Escrito por, Jonathan Fortich
El 26 de septiembre el Gobierno de Colombia y las FARC-EP firmarán un acuerdo que pone fin a la guerra que declaró la organización guerrillera al Estado colombiano hace más de medio siglo. Pero la guerra y la violencia han hecho estragos en el territorio que hoy llamamos Colombia desde hace más de cinco siglos y es el resultado del accionar de distintos opresores que, movidos por la codicia, han explotado nuestros recursos naturales y humanos sin escatimar en la sangre derramada.
El acuerdo deberá ser aprobado por los colombianos en un plebiscito que se adelantará el 2 de octubre. Aunque parezca contrario a la razón, existe oposición a poner fin a un conflicto que nos deja ocho millones de víctimas, incluyendo 260.000 muertos, según cifras oficiales. El texto establece una serie de reformas que parecerían obvias para una democracia burguesa desarrollada; la necesidad de implementarlas demuestra las causas de esta guerra. Aquellos que dicen «no» al «acuerdo final para terminar el conflicto y construir una paz estable y duradera» siguen la orientación de la oligarquía hacendaria y la pequeña burguesía reaccionaria que encuentran a su líder en Álvaro Uribe Vélez, expresidente y senador por el partido fascista Centro Democrático (CD).
El acuerdo cuenta con el apoyo del gobierno de los EE. UU. que está dispuesto a crear un fondo de apoyo para la paz. Éste no significa ningún riesgo para el capitalismo: todo lo contrario: compañías mineras y petroleras podrán explotar zonas del territorio colombiano controladas por las FARC-EP; y no hay mejor mercado para especular en tiempos de crisis que la minería. Algo similar podemos decir de compañías agroquímicas y biotecnológicas. Una modernización del campo bajo la égida de un capitalismo internacional en crisis pone en riesgo la existencia de los hacendados como élite dominante, que también se ve afectada por la lucha contra el narcotráfico que plantea el acuerdo así como por los procesos judiciales que se adelantarían.
Sin embargo, el principal riesgo del acuerdo es su cumplimiento.

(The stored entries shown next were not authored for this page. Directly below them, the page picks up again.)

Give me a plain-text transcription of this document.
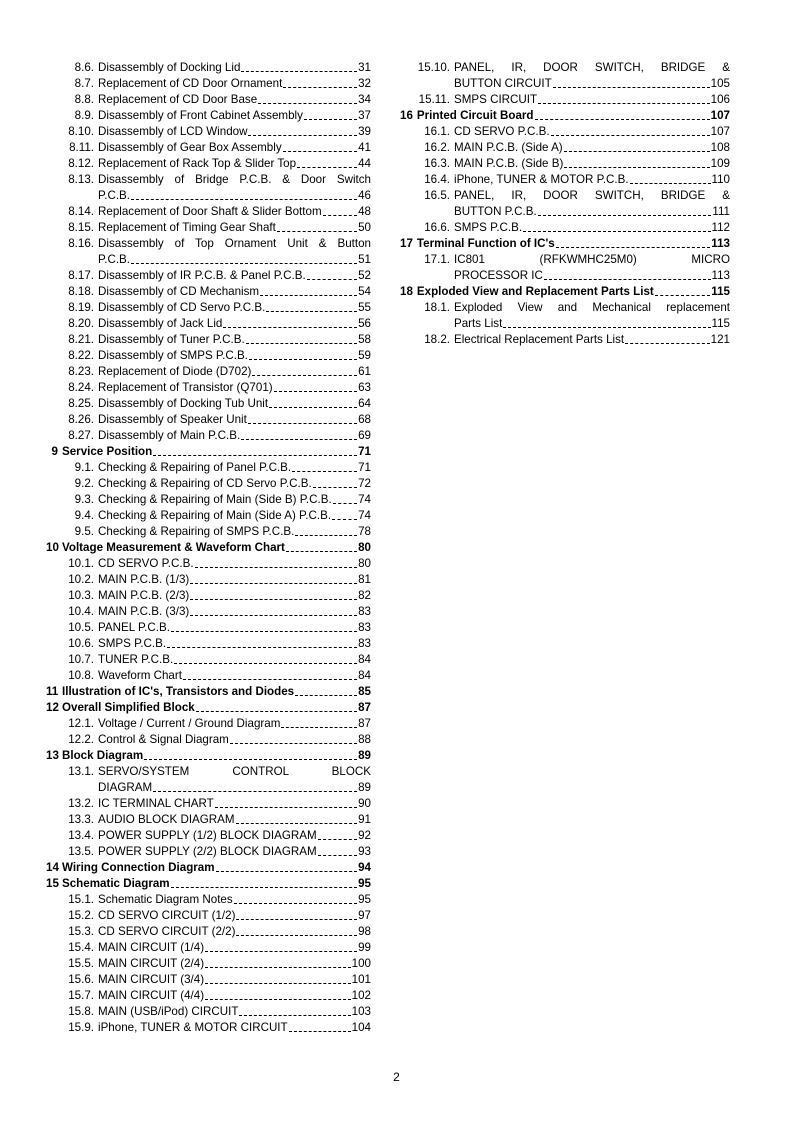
8.6. Disassembly of Docking Lid	31
8.7. Replacement of CD Door Ornament	32
8.8. Replacement of CD Door Base	34
8.9. Disassembly of Front Cabinet Assembly	37
8.10. Disassembly of LCD Window	39
8.11. Disassembly of Gear Box Assembly	41
8.12. Replacement of Rack Top & Slider Top	44
8.13. Disassembly of Bridge P.C.B. & Door Switch
P.C.B.	46
8.14. Replacement of Door Shaft & Slider Bottom	48
8.15. Replacement of Timing Gear Shaft	50
8.16. Disassembly of Top Ornament Unit & Button
P.C.B.	51
8.17. Disassembly of IR P.C.B. & Panel P.C.B.	52
8.18. Disassembly of CD Mechanism	54
8.19. Disassembly of CD Servo P.C.B.	55
8.20. Disassembly of Jack Lid	56
8.21. Disassembly of Tuner P.C.B.	58
8.22. Disassembly of SMPS P.C.B.	59
8.23. Replacement of Diode (D702)	61
8.24. Replacement of Transistor (Q701)	63
8.25. Disassembly of Docking Tub Unit	64
8.26. Disassembly of Speaker Unit	68
8.27. Disassembly of Main P.C.B.	69
9 Service Position	71
9.1. Checking & Repairing of Panel P.C.B.	71
9.2. Checking & Repairing of CD Servo P.C.B.	72
9.3. Checking & Repairing of Main (Side B) P.C.B. 74
9.4. Checking & Repairing of Main (Side A) P.C.B. 74
9.5. Checking & Repairing of SMPS P.C.B.	78
10 Voltage Measurement & Waveform Chart	80
10.1. CD SERVO P.C.B.	80
10.2. MAIN P.C.B. (1/3)	81
10.3. MAIN P.C.B. (2/3)	82
10.4. MAIN P.C.B. (3/3)	83
10.5. PANEL P.C.B.	83
10.6. SMPS P.C.B.	83
10.7. TUNER P.C.B.	84
10.8. Waveform Chart	84
11 Illustration of IC's, Transistors and Diodes	85
12 Overall Simplified Block	87
12.1. Voltage / Current / Ground Diagram	87
12.2. Control & Signal Diagram	88
13 Block Diagram	89
13.1. SERVO/SYSTEM CONTROL BLOCK
DIAGRAM	89
13.2. IC TERMINAL CHART	90
13.3. AUDIO BLOCK DIAGRAM	91
13.4. POWER SUPPLY (1/2) BLOCK DIAGRAM	92
13.5. POWER SUPPLY (2/2) BLOCK DIAGRAM	93
14 Wiring Connection Diagram	94
15 Schematic Diagram	95
15.1. Schematic Diagram Notes	95
15.2. CD SERVO CIRCUIT (1/2)	97
15.3. CD SERVO CIRCUIT (2/2)	98
15.4. MAIN CIRCUIT (1/4)	99
15.5. MAIN CIRCUIT (2/4)	100
15.6. MAIN CIRCUIT (3/4)	101
15.7. MAIN CIRCUIT (4/4)	102
15.8. MAIN (USB/iPod) CIRCUIT	103
15.9. iPhone, TUNER & MOTOR CIRCUIT	104
15.10. PANEL, IR, DOOR SWITCH, BRIDGE &
BUTTON CIRCUIT	105
15.11. SMPS CIRCUIT	106
16 Printed Circuit Board	107
16.1. CD SERVO P.C.B.	107
16.2. MAIN P.C.B. (Side A)	108
16.3. MAIN P.C.B. (Side B)	109
16.4. iPhone, TUNER & MOTOR P.C.B.	110
16.5. PANEL, IR, DOOR SWITCH, BRIDGE &
BUTTON P.C.B.	111
16.6. SMPS P.C.B.	112
17 Terminal Function of IC's	113
17.1. IC801 (RFKWMHC25M0) MICRO
PROCESSOR IC	113
18 Exploded View and Replacement Parts List	115
18.1. Exploded View and Mechanical replacement
Parts List	115
18.2. Electrical Replacement Parts List	121
2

Desde los días de la Colonia las élites dominantes se han encargado de incumplir cualquier acuerdo con cualquier sector del pueblo oprimido. Aún en el caso en que la clase dominante del país tenga intenciones de cumplir el acuerdo, dudamos que tengan la capacidad para hacerlo. Si algo los caracteriza es su mediocridad. Cumplir con el acuerdo de La Habana, les implica asumir la modernización de las fuerzas productivas, esfuerzo que han rechazado a cambio de someterse a las órdenes del imperialismo, y renunciar a la violencia política para dar paso a las formas de la democracia burguesa, lo que pone en riesgo parte de su poder político.

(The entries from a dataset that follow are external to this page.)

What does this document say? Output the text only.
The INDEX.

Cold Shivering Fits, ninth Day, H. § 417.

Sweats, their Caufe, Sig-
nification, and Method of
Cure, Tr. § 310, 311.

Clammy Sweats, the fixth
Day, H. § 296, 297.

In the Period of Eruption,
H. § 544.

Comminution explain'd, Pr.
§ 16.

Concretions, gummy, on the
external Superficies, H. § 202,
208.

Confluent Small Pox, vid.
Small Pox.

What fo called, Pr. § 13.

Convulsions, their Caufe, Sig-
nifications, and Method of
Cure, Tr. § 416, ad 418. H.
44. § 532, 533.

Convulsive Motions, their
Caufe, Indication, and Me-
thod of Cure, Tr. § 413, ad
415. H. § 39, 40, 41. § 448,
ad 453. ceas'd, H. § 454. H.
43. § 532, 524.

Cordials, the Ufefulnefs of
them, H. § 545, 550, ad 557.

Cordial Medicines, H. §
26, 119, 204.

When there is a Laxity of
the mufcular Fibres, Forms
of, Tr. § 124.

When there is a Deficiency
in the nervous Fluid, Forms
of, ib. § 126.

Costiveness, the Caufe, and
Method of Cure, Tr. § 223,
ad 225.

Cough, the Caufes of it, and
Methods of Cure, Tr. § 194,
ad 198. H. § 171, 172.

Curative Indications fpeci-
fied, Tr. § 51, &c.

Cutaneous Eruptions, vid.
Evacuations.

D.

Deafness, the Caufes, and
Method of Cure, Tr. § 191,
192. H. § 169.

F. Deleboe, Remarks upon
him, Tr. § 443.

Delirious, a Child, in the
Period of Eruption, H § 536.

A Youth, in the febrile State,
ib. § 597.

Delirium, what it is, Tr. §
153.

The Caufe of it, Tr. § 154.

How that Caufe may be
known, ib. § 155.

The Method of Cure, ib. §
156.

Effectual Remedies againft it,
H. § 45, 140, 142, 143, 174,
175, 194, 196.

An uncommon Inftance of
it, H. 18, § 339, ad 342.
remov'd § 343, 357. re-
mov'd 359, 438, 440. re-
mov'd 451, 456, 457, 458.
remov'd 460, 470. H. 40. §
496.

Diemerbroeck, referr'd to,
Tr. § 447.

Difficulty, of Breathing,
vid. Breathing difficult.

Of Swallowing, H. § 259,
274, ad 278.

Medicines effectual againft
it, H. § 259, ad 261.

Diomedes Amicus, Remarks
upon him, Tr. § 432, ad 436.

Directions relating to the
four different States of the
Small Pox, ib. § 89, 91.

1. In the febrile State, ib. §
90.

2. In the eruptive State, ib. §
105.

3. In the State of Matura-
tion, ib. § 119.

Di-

Más allá del apoyo de la «comunidad internacional», que no es otra cosa que una delegación del imperialismo, las FARC no tienen cómo garantizar el cumplimiento de los acuerdos. En este sentido resulta necesario garantizar una victoria contundente en el plebiscito. Cualquier yerro del Gobierno puede ser aprovechado por Uribe demagógicamente para llamar a algún levantamiento. Es muy diciente que mientras inicia la X Conferencia Guerrillera de las FARC-EP, donde esta organización hará oficial su apoyo al acuerdo y se constituirán en partido político, grupos narcoparamilitares se toman el poder por la fuerza en Apartadó (Antioquia). Aún si se logra poner fin al conflicto con las FARC, el Gobierno de Colombia tendrá que enfrentar al narcoparamilitarismo y a la guerrilla del ELN.

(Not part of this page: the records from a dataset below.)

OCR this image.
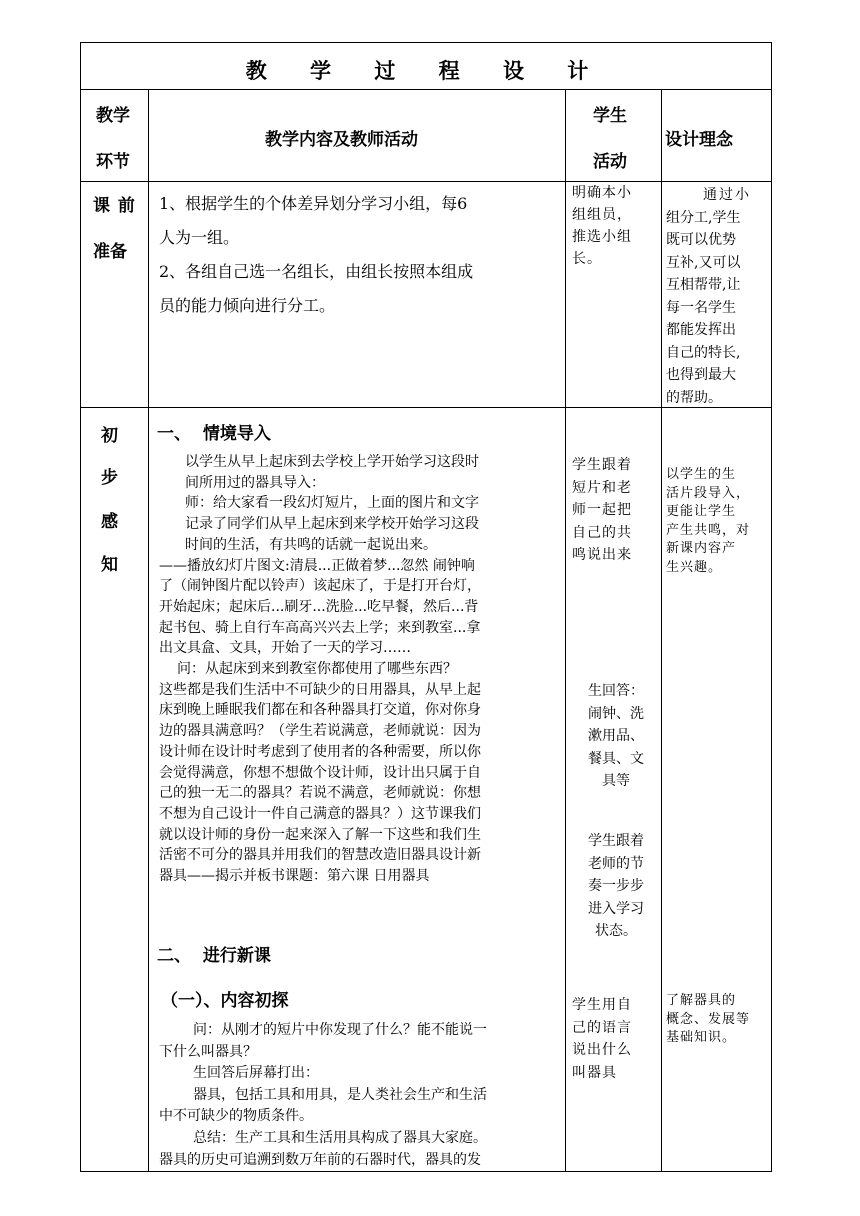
教 学 过 程 设 计
教学
环节
教学内容及教师活动
学生
活动
设计理念
课 前
准备
1、根据学生的个体差异划分学习小组，每6
人为一组。
2、各组自己选一名组长，由组长按照本组成
员的能力倾向进行分工。
明确本小
组组员，
推选小组
长。
通过小
组分工,学生
既可以优势
互补,又可以
互相帮带,让
每一名学生
都能发挥出
自己的特长,
也得到最大
的帮助。
初
步
感
知
一、  情境导入
以学生从早上起床到去学校上学开始学习这段时
间所用过的器具导入：
师：给大家看一段幻灯短片，上面的图片和文字
记录了同学们从早上起床到来学校开始学习这段
时间的生活，有共鸣的话就一起说出来。
——播放幻灯片图文:清晨...正做着梦...忽然 闹钟响
了（闹钟图片配以铃声）该起床了，于是打开台灯，
开始起床；起床后...刷牙...洗脸...吃早餐，然后...背
起书包、骑上自行车高高兴兴去上学；来到教室...拿
出文具盒、文具，开始了一天的学习……
问：从起床到来到教室你都使用了哪些东西？
这些都是我们生活中不可缺少的日用器具，从早上起
床到晚上睡眠我们都在和各种器具打交道，你对你身
边的器具满意吗？（学生若说满意，老师就说：因为
设计师在设计时考虑到了使用者的各种需要，所以你
会觉得满意，你想不想做个设计师，设计出只属于自
己的独一无二的器具？若说不满意，老师就说：你想
不想为自己设计一件自己满意的器具？）这节课我们
就以设计师的身份一起来深入了解一下这些和我们生
活密不可分的器具并用我们的智慧改造旧器具设计新
器具——揭示并板书课题：第六课 日用器具
二、  进行新课
（一）、内容初探
问：从刚才的短片中你发现了什么？能不能说一
下什么叫器具？
生回答后屏幕打出：
器具，包括工具和用具，是人类社会生产和生活
中不可缺少的物质条件。
总结：生产工具和生活用具构成了器具大家庭。
器具的历史可追溯到数万年前的石器时代，器具的发
学生跟着
短片和老
师一起把
自己的共
鸣说出来
生回答：
闹钟、洗
漱用品、
餐具、文
具等
学生跟着
老师的节
奏一步步
进入学习
状态。
学生用自
己的语言
说出什么
叫器具
以学生的生
活片段导入，
更能让学生
产生共鸣，对
新课内容产
生兴趣。
了解器具的
概念、发展等
基础知识。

Para los trabajadores y campesinos de Colombia es muy importante poner fin a la guerra; sobre todo porque han sido los mayores victimizados. Ésta es el resultado de una lucha de clases promovida por un Estado que ante la indignación popular por su ineficiencia e irresponsabilidad, ataca con extrema violencia a los más débiles. Una conciliación de clases no es posible de manera efectiva, y menos en un país atrasado. Apoyar los acuerdos de La Habana este 2 de octubre es necesario, no para soñar la paz, sino para ganarle tiempo a la violencia y fortalecernos. Una izquierda débil y un movimiento social desarticulado abren la vía al fascismo, máxime en una América que ve avanzar a la derecha más reaccionaria. Por esto, es urgente la formación de cuadros revolucionarios y la organización de los trabajadores y campesinos alrededor de un auténtico programa socialista. Derroquemos al fascismo y construyamos la verdadera paz estable y duradera: aquella que resulta del socialismo internacional, obrero y revolucionario.